Frequently Asked Questions
There are currently 5 states with comprehensive and detailed laws about privacy policies. These are as follows: California, Colorado, Connecticut, Utah, and Virginia.
However, because the laws of these states are broad and comprehensive, it also overlaps with some state residents. But the rights and protection are more limited to the residents.
How Are Privacy Laws in the US Different From Those in Europe?
The primarily similar laws in the US and Europe are the CCPA and GDPR, respectively. The main difference lies in the scope of these laws.
California’s CCPA is newly enacted and only covers business sectors. Meanwhile, Europe’s GDPR is broader in scope and involves other organizations that collect personal data.
In a way, the GDPR has been in place longer and is more comprehensive.
Since these privacy policies are under existing protection laws, there could be severe legal repercussions should concerns and breaches arise.
With thousands and millions of website visitors, operators must manage a lot of information. Failure to do so will cause lawsuits, which will incur losses for the companies.
Generally, it’s not always required if you don’t collect data.
These policies aim to inform users what they should expect and how their data is handled. So, having these in place is safer even if you don’t retrieve data.
What Is an Example of a Violation of the Right to Privacy?
There are many ways to violate the right to privacy, from small-scale to more extensive. The most common is leaking these data to others.
Some operators sell data to advertisers or more prominent companies for a profit.

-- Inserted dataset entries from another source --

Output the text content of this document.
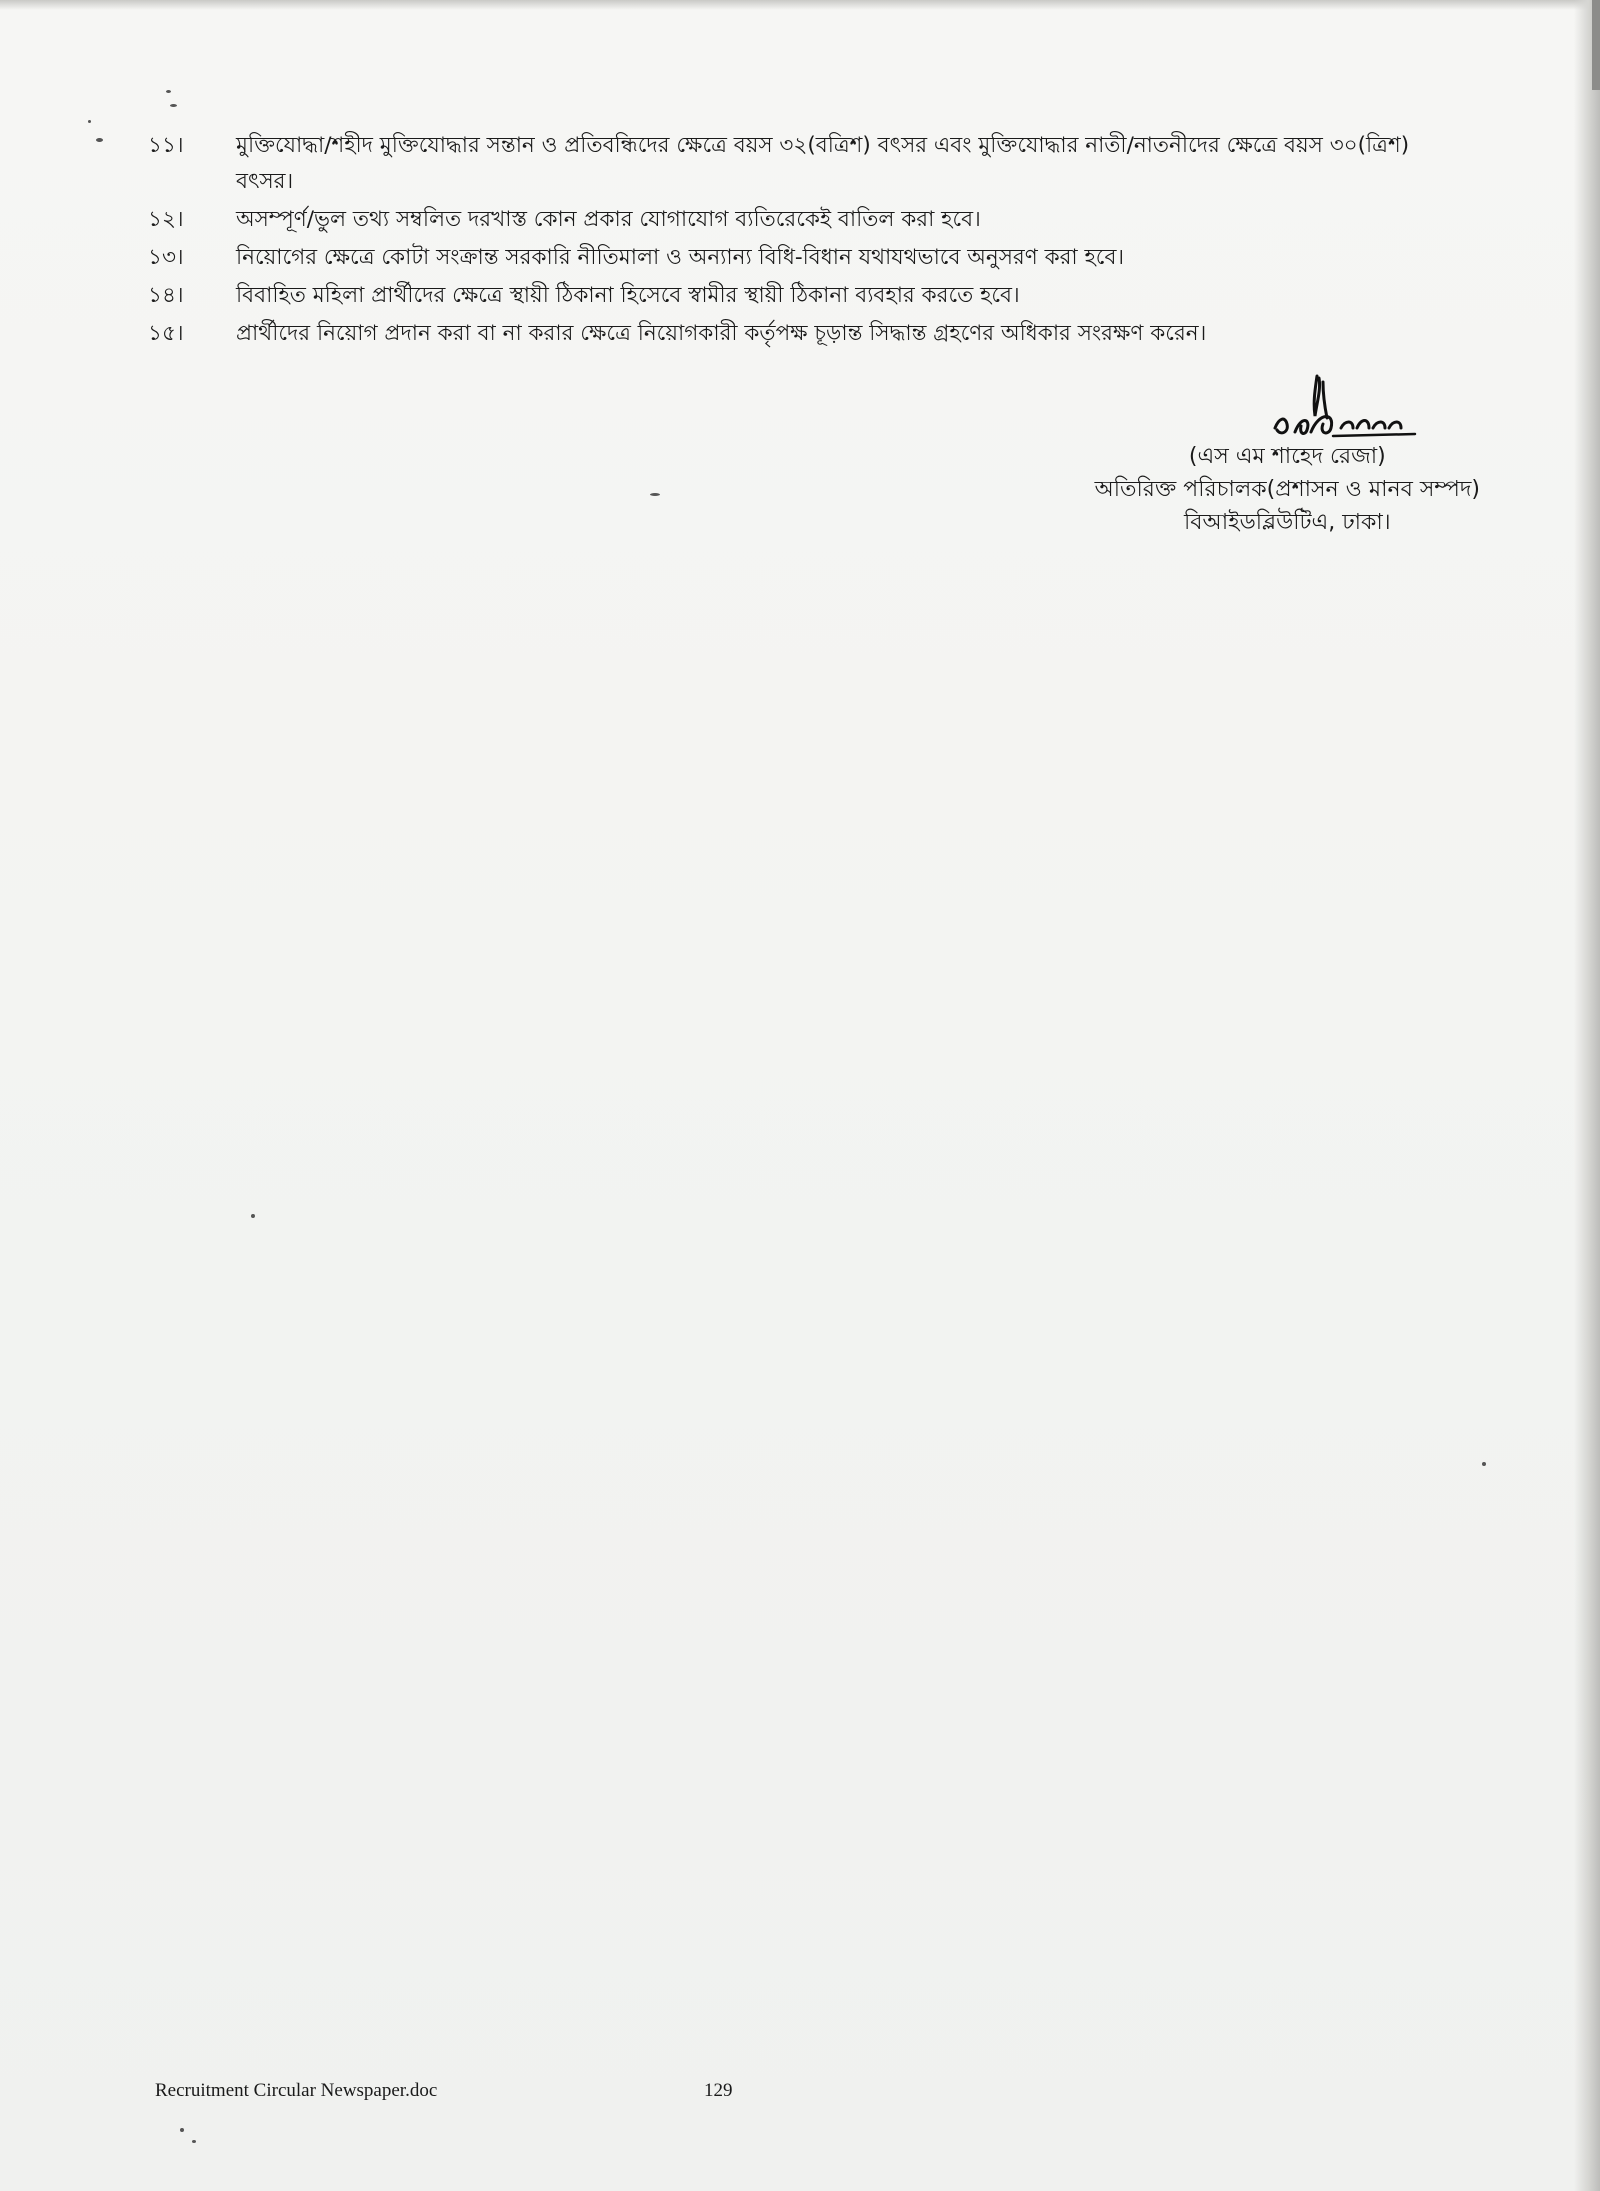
১১।	মুক্তিযোদ্ধা/শহীদ মুক্তিযোদ্ধার সন্তান ও প্রতিবন্ধিদের ক্ষেত্রে বয়স ৩২(বত্রিশ) বৎসর এবং মুক্তিযোদ্ধার নাতী/নাতনীদের ক্ষেত্রে বয়স ৩০(ত্রিশ) বৎসর।
১২।	অসম্পূর্ণ/ভুল তথ্য সম্বলিত দরখাস্ত কোন প্রকার যোগাযোগ ব্যতিরেকেই বাতিল করা হবে।
১৩।	নিয়োগের ক্ষেত্রে কোটা সংক্রান্ত সরকারি নীতিমালা ও অন্যান্য বিধি-বিধান যথাযথভাবে অনুসরণ করা হবে।
১৪।	বিবাহিত মহিলা প্রার্থীদের ক্ষেত্রে স্থায়ী ঠিকানা হিসেবে স্বামীর স্থায়ী ঠিকানা ব্যবহার করতে হবে।
১৫।	প্রার্থীদের নিয়োগ প্রদান করা বা না করার ক্ষেত্রে নিয়োগকারী কর্তৃপক্ষ চূড়ান্ত সিদ্ধান্ত গ্রহণের অধিকার সংরক্ষণ করেন।
(এস এম শাহেদ রেজা)
অতিরিক্ত পরিচালক(প্রশাসন ও মানব সম্পদ)
বিআইডব্লিউটিএ, ঢাকা।
Recruitment Circular Newspaper.doc	129
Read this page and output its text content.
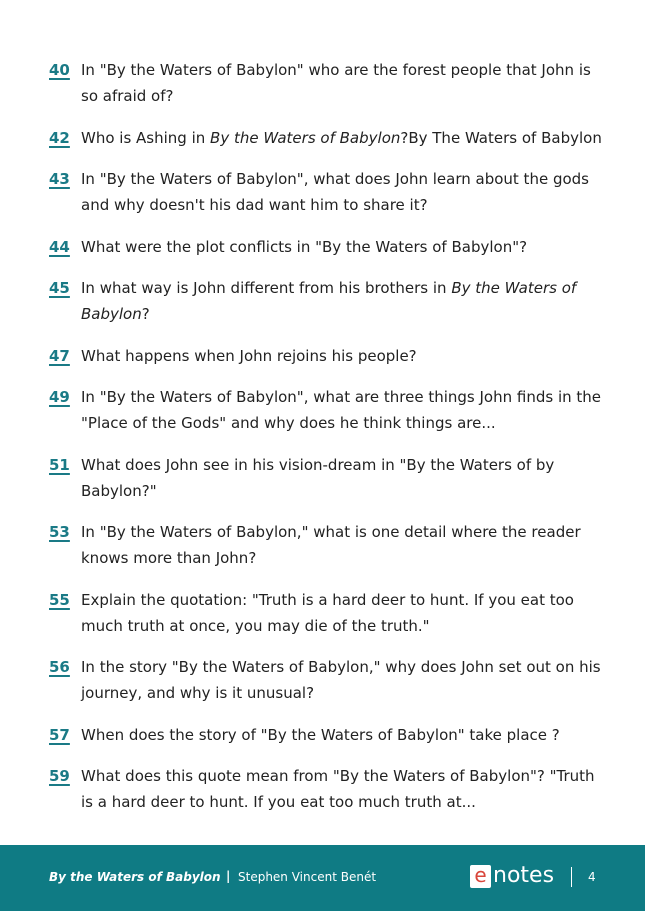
40 In "By the Waters of Babylon" who are the forest people that John is so afraid of?
42 Who is Ashing in By the Waters of Babylon?By The Waters of Babylon
43 In "By the Waters of Babylon", what does John learn about the gods and why doesn't his dad want him to share it?
44 What were the plot conflicts in "By the Waters of Babylon"?
45 In what way is John different from his brothers in By the Waters of Babylon?
47 What happens when John rejoins his people?
49 In "By the Waters of Babylon", what are three things John finds in the "Place of the Gods" and why does he think things are...
51 What does John see in his vision-dream in "By the Waters of by Babylon?"
53 In "By the Waters of Babylon," what is one detail where the reader knows more than John?
55 Explain the quotation: "Truth is a hard deer to hunt. If you eat too much truth at once, you may die of the truth."
56 In the story "By the Waters of Babylon," why does John set out on his journey, and why is it unusual?
57 When does the story of "By the Waters of Babylon" take place ?
59 What does this quote mean from "By the Waters of Babylon"? "Truth is a hard deer to hunt. If you eat too much truth at...
By the Waters of Babylon | Stephen Vincent Benét	e notes	4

Marketers will benefit highly since they can use them to convert sales.
Doing this is a clear violation because the user did not consent to share their information.
It also poses a security threat, especially if it involves personally identifiable information such as mobile numbers, home addresses, etc.
With the rise of online services and technology, accessing data is very much possible, including personal information that shouldn’t be shared without consent.
But with the convenience of using such websites also comes the ease of threatening safety. That’s why such laws and privacy policies are enacted to protect both users and operators.